Das größte Fest dieser Hoffnung ist das Osterfest. Hier feiern wir Christus, der aus der Finsternis des Todes zurückkam, um bleibend zum Licht für alle zu werden. In der Osternacht wird das Licht der Osterkerze am Feuer entzündet und in die dunkle Kirche getragen, mit dem dreimaligen Gesang: „Lumen Christ!“ – „Licht Christi!“ Im Licht der aufgehenden Sonne – dem eigentlichen Zeitpunkt der Auferstehungsfeier – folgt im „Exsultet“ der große Lobgesang auf dieses Licht:
„Lobsinge, du Erde, überstrahlt vom Glanz aus der Höhe!

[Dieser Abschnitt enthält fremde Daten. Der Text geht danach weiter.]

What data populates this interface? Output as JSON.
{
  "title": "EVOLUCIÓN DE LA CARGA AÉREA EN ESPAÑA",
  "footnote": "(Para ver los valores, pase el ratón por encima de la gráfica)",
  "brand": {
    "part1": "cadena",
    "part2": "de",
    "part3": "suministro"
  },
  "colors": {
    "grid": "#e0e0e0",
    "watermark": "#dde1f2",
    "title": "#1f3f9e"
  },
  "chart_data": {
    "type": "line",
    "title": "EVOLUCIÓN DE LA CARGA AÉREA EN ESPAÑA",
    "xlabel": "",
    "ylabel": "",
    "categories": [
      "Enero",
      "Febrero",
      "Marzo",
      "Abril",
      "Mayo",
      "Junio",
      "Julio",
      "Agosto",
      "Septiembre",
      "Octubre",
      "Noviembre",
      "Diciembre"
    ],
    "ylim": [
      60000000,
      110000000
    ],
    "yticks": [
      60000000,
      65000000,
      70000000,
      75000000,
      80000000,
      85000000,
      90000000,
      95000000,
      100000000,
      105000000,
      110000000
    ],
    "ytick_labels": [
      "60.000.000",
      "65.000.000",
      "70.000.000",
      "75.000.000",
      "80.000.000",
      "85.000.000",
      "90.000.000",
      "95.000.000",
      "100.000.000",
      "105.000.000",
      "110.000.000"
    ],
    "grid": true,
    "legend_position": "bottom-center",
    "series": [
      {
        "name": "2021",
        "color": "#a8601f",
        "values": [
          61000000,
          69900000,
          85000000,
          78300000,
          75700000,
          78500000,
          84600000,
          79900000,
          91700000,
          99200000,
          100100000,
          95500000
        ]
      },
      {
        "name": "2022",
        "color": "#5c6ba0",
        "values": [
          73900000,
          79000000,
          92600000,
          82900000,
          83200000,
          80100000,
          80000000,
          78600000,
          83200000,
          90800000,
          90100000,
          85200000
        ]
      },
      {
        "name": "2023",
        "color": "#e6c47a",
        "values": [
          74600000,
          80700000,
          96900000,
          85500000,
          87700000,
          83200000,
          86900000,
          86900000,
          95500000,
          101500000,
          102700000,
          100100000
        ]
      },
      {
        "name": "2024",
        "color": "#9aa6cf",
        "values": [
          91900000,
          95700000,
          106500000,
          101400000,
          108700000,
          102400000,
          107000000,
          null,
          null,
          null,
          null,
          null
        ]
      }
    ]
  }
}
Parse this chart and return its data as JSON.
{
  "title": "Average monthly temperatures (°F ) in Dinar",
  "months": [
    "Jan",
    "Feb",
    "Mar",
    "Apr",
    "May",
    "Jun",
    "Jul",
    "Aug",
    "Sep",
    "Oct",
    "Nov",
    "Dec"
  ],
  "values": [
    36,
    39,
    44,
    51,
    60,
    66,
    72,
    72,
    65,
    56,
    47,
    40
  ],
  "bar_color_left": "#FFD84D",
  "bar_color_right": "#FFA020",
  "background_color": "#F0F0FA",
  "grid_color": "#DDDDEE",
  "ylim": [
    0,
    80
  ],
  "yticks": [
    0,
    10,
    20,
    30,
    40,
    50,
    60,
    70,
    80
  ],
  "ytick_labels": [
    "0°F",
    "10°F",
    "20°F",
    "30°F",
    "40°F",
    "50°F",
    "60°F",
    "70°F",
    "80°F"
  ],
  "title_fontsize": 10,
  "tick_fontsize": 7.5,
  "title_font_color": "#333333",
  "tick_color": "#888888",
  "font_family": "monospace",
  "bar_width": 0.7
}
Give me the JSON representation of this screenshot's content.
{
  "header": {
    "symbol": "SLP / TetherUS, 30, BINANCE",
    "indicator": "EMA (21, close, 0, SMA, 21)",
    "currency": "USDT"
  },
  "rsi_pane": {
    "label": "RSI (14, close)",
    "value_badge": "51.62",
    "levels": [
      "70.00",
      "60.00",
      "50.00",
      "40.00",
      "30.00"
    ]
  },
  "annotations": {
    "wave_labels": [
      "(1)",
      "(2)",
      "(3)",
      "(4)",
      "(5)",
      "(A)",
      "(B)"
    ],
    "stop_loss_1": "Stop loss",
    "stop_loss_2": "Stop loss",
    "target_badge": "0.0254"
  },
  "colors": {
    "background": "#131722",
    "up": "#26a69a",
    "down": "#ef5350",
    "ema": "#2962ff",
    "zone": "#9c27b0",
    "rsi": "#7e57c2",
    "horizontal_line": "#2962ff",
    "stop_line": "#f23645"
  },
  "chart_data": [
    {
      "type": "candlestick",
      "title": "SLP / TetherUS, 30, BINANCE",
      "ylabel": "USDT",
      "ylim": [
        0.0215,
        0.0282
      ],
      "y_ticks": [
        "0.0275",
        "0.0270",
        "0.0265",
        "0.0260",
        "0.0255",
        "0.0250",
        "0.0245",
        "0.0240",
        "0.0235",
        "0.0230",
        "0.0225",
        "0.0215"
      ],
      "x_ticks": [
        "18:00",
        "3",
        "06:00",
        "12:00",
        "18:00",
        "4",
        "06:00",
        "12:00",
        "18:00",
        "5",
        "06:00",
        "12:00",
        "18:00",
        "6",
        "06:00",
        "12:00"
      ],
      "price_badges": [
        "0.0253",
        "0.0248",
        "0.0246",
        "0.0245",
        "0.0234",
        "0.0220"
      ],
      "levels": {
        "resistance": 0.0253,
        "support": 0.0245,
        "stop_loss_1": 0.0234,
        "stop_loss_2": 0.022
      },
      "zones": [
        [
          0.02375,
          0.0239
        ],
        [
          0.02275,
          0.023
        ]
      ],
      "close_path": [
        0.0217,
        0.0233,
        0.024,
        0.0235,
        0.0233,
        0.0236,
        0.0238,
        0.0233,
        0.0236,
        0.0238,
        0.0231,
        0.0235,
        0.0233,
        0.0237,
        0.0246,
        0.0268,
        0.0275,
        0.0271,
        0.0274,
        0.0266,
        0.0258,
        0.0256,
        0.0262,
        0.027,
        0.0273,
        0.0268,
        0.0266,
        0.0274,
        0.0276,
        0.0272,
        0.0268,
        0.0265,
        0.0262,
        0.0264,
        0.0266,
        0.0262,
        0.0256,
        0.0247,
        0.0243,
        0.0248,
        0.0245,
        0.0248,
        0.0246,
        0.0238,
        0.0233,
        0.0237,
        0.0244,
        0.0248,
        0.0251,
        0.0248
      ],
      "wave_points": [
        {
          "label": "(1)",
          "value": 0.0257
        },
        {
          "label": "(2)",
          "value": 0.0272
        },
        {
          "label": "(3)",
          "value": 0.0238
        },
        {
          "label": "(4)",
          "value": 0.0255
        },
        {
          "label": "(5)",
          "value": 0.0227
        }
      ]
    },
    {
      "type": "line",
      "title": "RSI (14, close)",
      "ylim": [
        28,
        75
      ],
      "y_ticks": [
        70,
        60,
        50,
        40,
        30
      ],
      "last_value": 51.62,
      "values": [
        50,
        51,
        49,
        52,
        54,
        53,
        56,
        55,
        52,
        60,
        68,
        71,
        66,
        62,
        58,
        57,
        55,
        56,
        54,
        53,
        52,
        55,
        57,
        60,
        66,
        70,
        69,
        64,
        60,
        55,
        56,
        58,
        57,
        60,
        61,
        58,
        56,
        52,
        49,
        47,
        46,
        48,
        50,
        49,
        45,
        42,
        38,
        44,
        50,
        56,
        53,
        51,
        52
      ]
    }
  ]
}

Licht des großen Königs umleuchtet dich.
Siehe, geschwunden ist allerorten das Dunkel.“
So ist uns das wirkliche und wirksame Licht für unser Leben bereits geschenkt. Zugleich geht an uns der Auftrag, den die Propheten bereits zu einer Zeit formulierten, als das Volk Israel in der babylonischen Gefangenschaft (597-539 v. Chr.) aushalten mussten, der uns bis auf den heutigen Tag inspirieren will (Jes 60,1-5):
„Steh auf, werde licht, denn es kommt dein Licht
und die Herrlichkeit des HERRN geht strahlend auf über dir. Denn siehe, Finsternis bedeckt die Erde und Dunkel die Völker, doch über dir geht strahlend der HERR auf, seine Herrlichkeit erscheint über dir. Nationen wandern zu deinem Licht und Könige zu deinem strahlenden Glanz.“
Wenn wir uns auf dieses Licht einlassen, geht uns vielleicht ein Licht auf!